Episode: Bonus: The Two Things Anxious People Do That Makes Everything Worse
Host: Kimberley Quinlan, LMFT | Anxiety & OCD Specialist
Date: May 8, 2026
In this concise and highly practical bonus episode, Kimberley Quinlan addresses two common behaviors that make anxiety significantly worse: acting with urgency and treating every anxious thought or sensation as deeply important. Speaking from both professional experience and a personal anecdote, Kimberley explains why these two responses are so damaging, how they show up in everyday life (even at something as low-stakes as a bake sale), and concrete strategies for shifting these patterns.
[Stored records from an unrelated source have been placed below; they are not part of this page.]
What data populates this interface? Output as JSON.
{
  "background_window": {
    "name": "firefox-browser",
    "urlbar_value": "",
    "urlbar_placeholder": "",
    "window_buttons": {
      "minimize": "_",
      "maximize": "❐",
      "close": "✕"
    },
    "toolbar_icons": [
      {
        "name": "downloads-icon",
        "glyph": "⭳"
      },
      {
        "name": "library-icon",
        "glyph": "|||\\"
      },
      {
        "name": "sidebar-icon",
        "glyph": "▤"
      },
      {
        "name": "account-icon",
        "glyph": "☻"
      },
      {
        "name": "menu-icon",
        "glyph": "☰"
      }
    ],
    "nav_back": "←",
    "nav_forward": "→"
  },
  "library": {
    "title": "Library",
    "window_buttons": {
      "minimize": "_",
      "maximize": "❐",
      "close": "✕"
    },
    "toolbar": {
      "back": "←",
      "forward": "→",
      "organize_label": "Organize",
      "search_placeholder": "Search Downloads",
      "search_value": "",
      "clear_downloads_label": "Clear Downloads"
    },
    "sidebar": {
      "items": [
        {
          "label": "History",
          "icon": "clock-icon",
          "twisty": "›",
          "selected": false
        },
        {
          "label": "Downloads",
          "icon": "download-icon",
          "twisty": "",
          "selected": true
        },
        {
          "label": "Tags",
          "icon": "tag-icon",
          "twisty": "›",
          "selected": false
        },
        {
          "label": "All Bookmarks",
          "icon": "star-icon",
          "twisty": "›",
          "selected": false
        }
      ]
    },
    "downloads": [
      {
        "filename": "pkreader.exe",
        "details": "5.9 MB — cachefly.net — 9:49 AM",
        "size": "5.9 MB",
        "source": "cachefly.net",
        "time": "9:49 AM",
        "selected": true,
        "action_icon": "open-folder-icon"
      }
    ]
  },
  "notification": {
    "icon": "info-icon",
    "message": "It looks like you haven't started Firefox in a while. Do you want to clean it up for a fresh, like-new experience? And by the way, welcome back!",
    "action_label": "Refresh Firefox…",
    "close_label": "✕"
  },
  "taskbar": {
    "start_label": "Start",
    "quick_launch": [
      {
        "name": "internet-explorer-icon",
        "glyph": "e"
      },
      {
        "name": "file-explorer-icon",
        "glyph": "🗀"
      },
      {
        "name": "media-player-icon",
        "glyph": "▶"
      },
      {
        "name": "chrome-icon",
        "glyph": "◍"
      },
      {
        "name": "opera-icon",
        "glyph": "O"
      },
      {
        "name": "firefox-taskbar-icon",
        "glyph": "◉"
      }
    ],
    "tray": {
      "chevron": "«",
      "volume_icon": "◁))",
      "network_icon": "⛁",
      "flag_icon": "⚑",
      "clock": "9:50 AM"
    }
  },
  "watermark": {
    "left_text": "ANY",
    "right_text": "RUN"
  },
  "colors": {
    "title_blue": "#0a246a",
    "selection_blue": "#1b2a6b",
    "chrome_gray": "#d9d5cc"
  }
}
The tone is validating, compassionate, and encouraging—emphasizing that a beautiful life is possible, even for the most anxious minds.
“The thought itself is not the problem. How we respond to those thoughts is the problem.”
– Kimberley [07:03]
"Urgency to run away is the problem, not the physical discomfort that we feel."
– Kimberley [08:40]
“You could have said, listen, there's nothing to be worried about here, and I'd get maybe like a 5% relief, but I'm still going to have that feeling in my body.”
– Kimberley [17:04] (on why logic alone doesn't calm anxiety)
“It is a skill you are going to have to master if you want to change your cycle of anxiety.”
– Kimberley [18:36]
Episode Mantra:
“It is a beautiful day to do hard things.”